Тело рифмуется с мясом (которое едят, жрут и рубят). Тело очень смертно. Хотя бы потому, что оно почти всегда несвеже, как будто готовится принять гниение. При этом, обнаженное, оно напрочь лишено гендерного содержания и смысла. Приходится сказать, что плоть мужчин и женщин здесь одинаково уродлива. Каков бы ни был род, это всегда тела сатиров — никогда не беломраморных эфебов, никогда не нимф. Голый мужчина пляшет в «(А)полонии», расписанный попсовыми слоганами, помеченный пятнами скотча. Голая женщина в «Сказках» брошена на сцену, как в ворох потных простыней. Тело разрыхленное, непристойно и недвусмысленно расслабленное, раздражающее хотя бы потому, что сам эпизод затяжной, тормозящий действие, вкрапленный в Шекспира, и ребенку ясно: лишний… Но фантасмагорическая естественность и фантасмагорическое бесстыдство все равно гипнотизируют.

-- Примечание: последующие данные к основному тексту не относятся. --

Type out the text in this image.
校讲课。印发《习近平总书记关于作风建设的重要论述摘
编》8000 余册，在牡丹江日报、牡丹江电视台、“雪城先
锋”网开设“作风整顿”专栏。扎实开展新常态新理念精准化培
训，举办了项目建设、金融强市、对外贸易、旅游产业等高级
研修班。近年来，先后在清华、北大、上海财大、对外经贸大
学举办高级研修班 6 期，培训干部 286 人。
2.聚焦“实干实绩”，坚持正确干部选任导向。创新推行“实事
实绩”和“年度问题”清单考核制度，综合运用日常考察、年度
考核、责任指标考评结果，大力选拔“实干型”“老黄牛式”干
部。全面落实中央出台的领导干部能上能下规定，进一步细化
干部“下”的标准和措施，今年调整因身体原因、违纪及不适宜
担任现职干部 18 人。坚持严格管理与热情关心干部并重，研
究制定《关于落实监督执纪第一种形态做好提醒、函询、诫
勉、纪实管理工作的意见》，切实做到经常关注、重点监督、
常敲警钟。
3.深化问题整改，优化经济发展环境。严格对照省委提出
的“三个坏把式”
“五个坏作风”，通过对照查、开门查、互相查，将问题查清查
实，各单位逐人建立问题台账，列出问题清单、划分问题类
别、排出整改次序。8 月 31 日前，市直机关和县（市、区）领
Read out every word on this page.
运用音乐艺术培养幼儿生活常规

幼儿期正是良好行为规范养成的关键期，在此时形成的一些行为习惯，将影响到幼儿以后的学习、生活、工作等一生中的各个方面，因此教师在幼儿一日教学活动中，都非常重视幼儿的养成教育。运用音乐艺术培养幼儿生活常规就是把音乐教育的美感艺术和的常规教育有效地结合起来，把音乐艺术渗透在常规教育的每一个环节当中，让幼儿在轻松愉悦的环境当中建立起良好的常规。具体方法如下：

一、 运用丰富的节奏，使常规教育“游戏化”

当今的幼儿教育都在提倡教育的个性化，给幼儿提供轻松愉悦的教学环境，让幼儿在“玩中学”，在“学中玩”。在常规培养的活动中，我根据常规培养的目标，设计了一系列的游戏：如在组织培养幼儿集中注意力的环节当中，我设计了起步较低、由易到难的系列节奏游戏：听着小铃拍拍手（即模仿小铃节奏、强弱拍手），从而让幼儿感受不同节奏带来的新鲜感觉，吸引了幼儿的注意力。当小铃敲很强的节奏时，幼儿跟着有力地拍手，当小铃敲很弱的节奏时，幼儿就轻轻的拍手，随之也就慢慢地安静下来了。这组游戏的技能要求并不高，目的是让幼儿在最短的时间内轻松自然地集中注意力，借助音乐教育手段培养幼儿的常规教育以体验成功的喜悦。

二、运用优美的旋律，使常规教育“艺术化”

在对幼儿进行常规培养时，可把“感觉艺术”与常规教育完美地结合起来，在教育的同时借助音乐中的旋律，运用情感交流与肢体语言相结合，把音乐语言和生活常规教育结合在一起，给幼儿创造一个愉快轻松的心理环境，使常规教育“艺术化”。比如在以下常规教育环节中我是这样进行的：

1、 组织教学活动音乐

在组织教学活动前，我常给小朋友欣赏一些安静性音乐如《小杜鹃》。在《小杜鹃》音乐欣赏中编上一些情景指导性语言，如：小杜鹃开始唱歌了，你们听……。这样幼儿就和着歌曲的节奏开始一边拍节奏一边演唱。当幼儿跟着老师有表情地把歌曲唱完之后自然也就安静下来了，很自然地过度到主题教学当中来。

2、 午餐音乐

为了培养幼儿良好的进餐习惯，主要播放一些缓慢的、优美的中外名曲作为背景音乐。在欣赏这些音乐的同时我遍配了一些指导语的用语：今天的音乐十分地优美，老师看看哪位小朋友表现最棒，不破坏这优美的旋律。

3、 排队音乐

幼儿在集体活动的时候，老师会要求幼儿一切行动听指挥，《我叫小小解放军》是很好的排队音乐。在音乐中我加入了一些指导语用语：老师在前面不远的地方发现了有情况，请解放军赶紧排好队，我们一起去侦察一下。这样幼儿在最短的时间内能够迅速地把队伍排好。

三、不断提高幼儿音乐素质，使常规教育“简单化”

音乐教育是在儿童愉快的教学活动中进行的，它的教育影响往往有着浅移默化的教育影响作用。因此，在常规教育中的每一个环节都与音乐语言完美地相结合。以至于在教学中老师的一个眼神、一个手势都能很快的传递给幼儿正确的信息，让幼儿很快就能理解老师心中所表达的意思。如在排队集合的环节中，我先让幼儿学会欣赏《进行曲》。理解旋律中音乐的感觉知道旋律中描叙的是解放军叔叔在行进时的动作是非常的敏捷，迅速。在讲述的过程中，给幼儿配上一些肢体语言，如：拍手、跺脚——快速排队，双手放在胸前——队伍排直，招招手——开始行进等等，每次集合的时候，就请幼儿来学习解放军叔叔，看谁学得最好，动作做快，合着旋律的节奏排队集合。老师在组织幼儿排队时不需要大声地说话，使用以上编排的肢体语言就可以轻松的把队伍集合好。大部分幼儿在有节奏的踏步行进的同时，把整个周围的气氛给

Даже если актриса молода и красива, она всегда должна быть здесь обезображена. И это очень просто — похотью. Кликушескою маетой или полупьяным африканским танцем исступленного желания. И все же, сколько б ни было на сцене секса, тело здесь не для него. Вернее, секс становится знаком другого, обретает энергию отчаянного беснованья вакханок, рвущих любимое тело Диониса. Только по прошествии тысячелетий и этот ритуал давно содержит уж не смысл, а лишь память о смысле. Это очевидно. В этом трагическое содержание. За эти века человек стал еще более гол.
Не-красота, конечно, важный секрет. Она, в том числе, и гарант того, что нигде не сверкнет глянец, не промелькнет play-boy. Но значимей другое: это театр, осознанно (чтоб не сказать миссионерски) изымающий прослойку красоты, ныряющий в срамоту с размаху. Смыкающий две бездны: хтоническую и эсхатологическую современную.
При этом Варликовский находится в постоянной связке со зрителем и бьет всегда прицельно и не ради красоты удара. И здесь он попадает в русло классической традиции трагедии: театр нужен для того, чтобы воздействовать на зрителя. Более радикальный художник Майя Клечевская как будто беснуется оттого, что зритель это принимает. Что весь этот дикий авангард становится мейнстримом. Она, кажется, готова умостить телами всю сцену ради того, чтобы исследовать границы терпимости даже самой продвинутой и невозмутимой публики.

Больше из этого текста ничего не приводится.